LiliaG, Group Policy PM

Comments (5)

  1. Anonymous says:

    Remember those jerks in your last session at MMS that claimed to have over 500 GPOs in their environment? I’m one of them. I just checked our sysvolpolicies folder … there 2887 GPO folders in there! Out of control.

    Yesterday I used GP Preferences to make sure Symantec AntiVirus on our clients is managed by the right server. I used the File node to add a new file to the machine; the source file was a GRC.DAT file on the SAV server, and the destination was a folder in %CommonAppDataDir% on the client.

    This GPO will replace one that has been using a startup script to copy the file from the server to the client.

  2. GPTeam says:

    Hey SubtleCoolness –

    2887 GPOs is impressive! How many different people are managing Group Policy? I seem to remember you mentioning that your organization also uses AGPM, remember that in 3.0 you can limit the number of backups to keep around so you’re not taking up too much space with all of those GPOs.

    Great example of Preferences, thanks for sharing it. Let me know if there’s something you’d like to do with Preferences (or with GP in general) that you still have in a startup script.  

    – LiliaG

  3. GPTeam says:

    Good question, to manage GP Preferences, you have to run Vista SP1 (with the GPMC installed from RSAT) or Windwos Server 2008, at least.

    There are power management and scheduled tasks updates to Preferences that you can only manage from Windows 7 client / Windows Server 2008 R2.

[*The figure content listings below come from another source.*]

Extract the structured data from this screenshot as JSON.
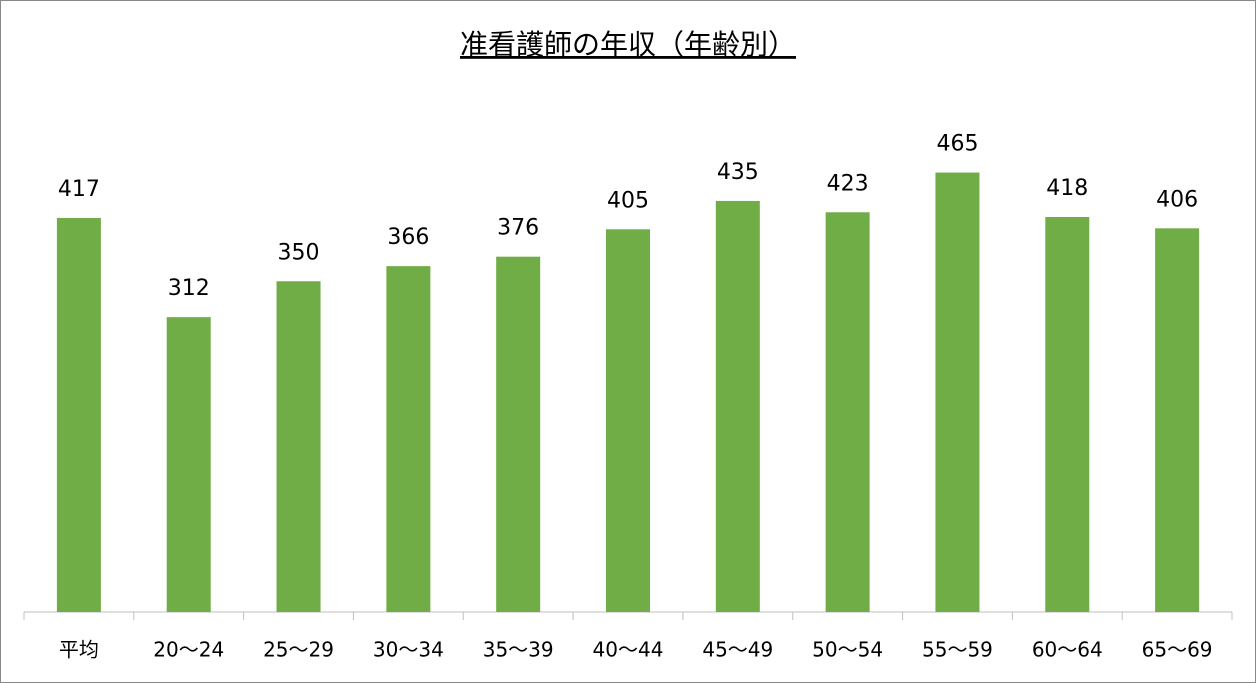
{
  "chart_data": {
    "type": "bar",
    "title": "准看護師の年収（年齢別）",
    "categories": [
      "平均",
      "20〜24",
      "25〜29",
      "30〜34",
      "35〜39",
      "40〜44",
      "45〜49",
      "50〜54",
      "55〜59",
      "60〜64",
      "65〜69"
    ],
    "values": [
      417,
      312,
      350,
      366,
      376,
      405,
      435,
      423,
      465,
      418,
      406
    ],
    "color": "#70ad47"
  }
}
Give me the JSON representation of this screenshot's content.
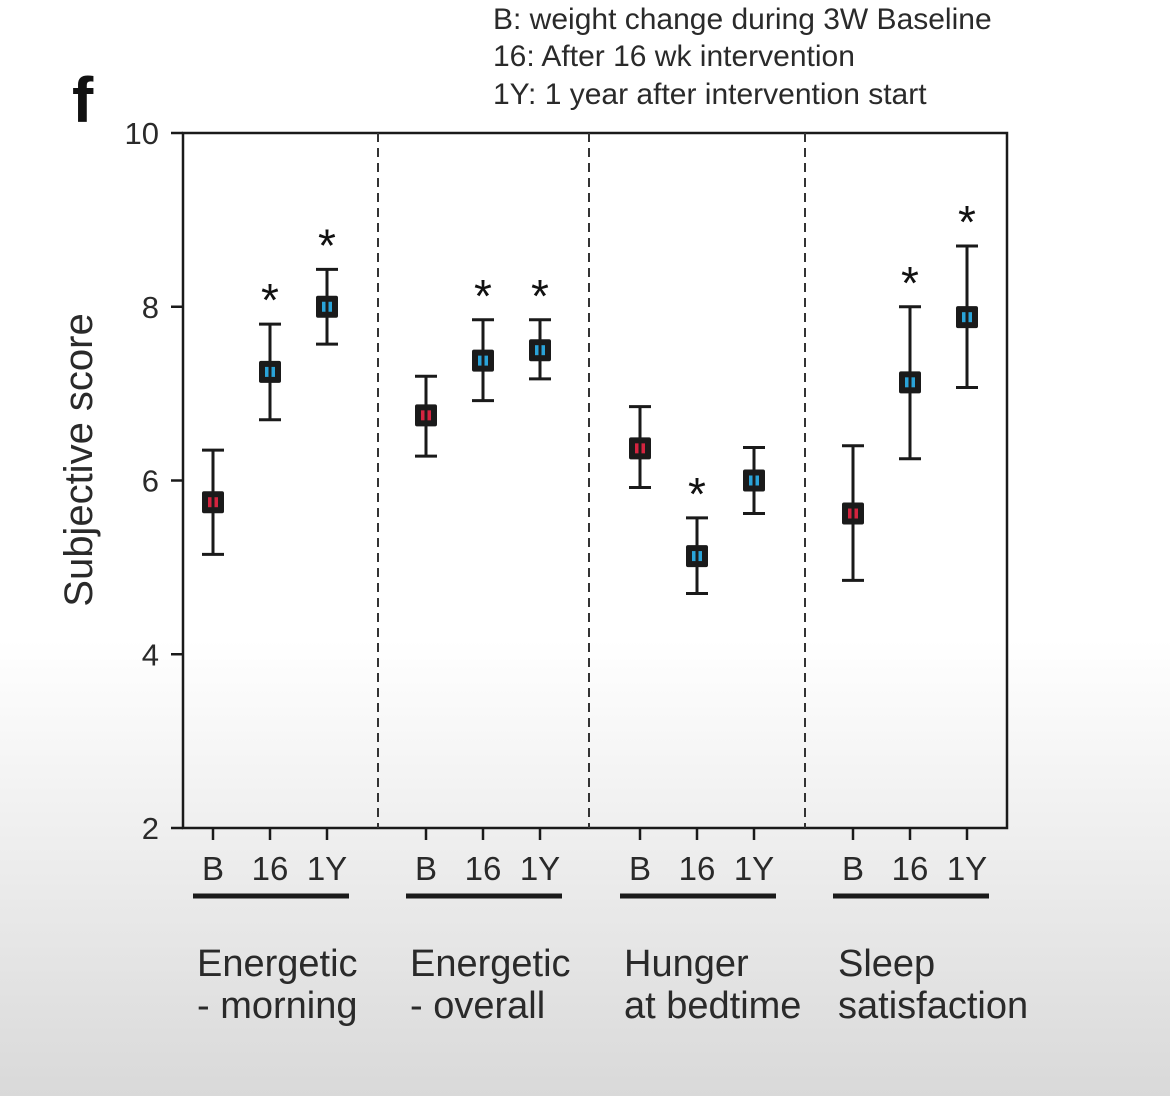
{
  "chart_data": {
    "type": "scatter",
    "panel_letter": "f",
    "ylabel": "Subjective score",
    "ylim": [
      2,
      10
    ],
    "yticks": [
      2,
      4,
      6,
      8,
      10
    ],
    "legend": [
      "B: weight change during 3W Baseline",
      "16: After 16 wk intervention",
      "1Y: 1 year after  intervention start"
    ],
    "colors": {
      "baseline": "#d4243f",
      "intervention": "#2aa3d8",
      "marker_border": "#1a1a1a"
    },
    "groups": [
      {
        "label_lines": [
          "Energetic",
          "- morning"
        ],
        "points": [
          {
            "cat": "B",
            "mean": 5.75,
            "low": 5.15,
            "high": 6.35,
            "sig": ""
          },
          {
            "cat": "16",
            "mean": 7.25,
            "low": 6.7,
            "high": 7.8,
            "sig": "*"
          },
          {
            "cat": "1Y",
            "mean": 8.0,
            "low": 7.57,
            "high": 8.43,
            "sig": "*"
          }
        ]
      },
      {
        "label_lines": [
          "Energetic",
          "- overall"
        ],
        "points": [
          {
            "cat": "B",
            "mean": 6.75,
            "low": 6.28,
            "high": 7.2,
            "sig": ""
          },
          {
            "cat": "16",
            "mean": 7.38,
            "low": 6.92,
            "high": 7.85,
            "sig": "*"
          },
          {
            "cat": "1Y",
            "mean": 7.5,
            "low": 7.17,
            "high": 7.85,
            "sig": "*"
          }
        ]
      },
      {
        "label_lines": [
          "Hunger",
          "at bedtime"
        ],
        "points": [
          {
            "cat": "B",
            "mean": 6.37,
            "low": 5.92,
            "high": 6.85,
            "sig": ""
          },
          {
            "cat": "16",
            "mean": 5.13,
            "low": 4.7,
            "high": 5.57,
            "sig": "*"
          },
          {
            "cat": "1Y",
            "mean": 6.0,
            "low": 5.62,
            "high": 6.38,
            "sig": ""
          }
        ]
      },
      {
        "label_lines": [
          "Sleep",
          "satisfaction"
        ],
        "points": [
          {
            "cat": "B",
            "mean": 5.62,
            "low": 4.85,
            "high": 6.4,
            "sig": ""
          },
          {
            "cat": "16",
            "mean": 7.13,
            "low": 6.25,
            "high": 8.0,
            "sig": "*"
          },
          {
            "cat": "1Y",
            "mean": 7.88,
            "low": 7.07,
            "high": 8.7,
            "sig": "*"
          }
        ]
      }
    ]
  }
}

    Check out the requirements for managing Preferences here:

  4. Anonymous says:

    Hi I use Global Policy Preferences to control the settings of Oracle Jinitiator.

    I treat the %USERPROFILE%.jinitproperties13122 file as an ini file.

    Specifically I set the following properties = %AppDataDir%Oracle Jar Cache

    javaplugin.console = true

    javaplugin.jre.params = -Xmx128m

    As for your question about logon scripts we do a lot with Outlook profiles and signatures as well as setting the Office user details via log on script.  As well as a few other bits and bobs.

  5. George R says:

    Hi Lilia

    I seen your BOF session at MMS on GPP (wow, a lot of acronyms there).  I have one question, ok, maybe 2.  Can you edit prefernces with XP or do you need Vista/2008? If so, how do you get them to display in XP?

    I installed the XMLLite and the client extentions on an XPSP3 workstation but I don’t see them in GPMC > %policy  object% > edit.  We don’t have any Vista machines and I only have 1 Server 2008 box in one of  about 3 environments I manage.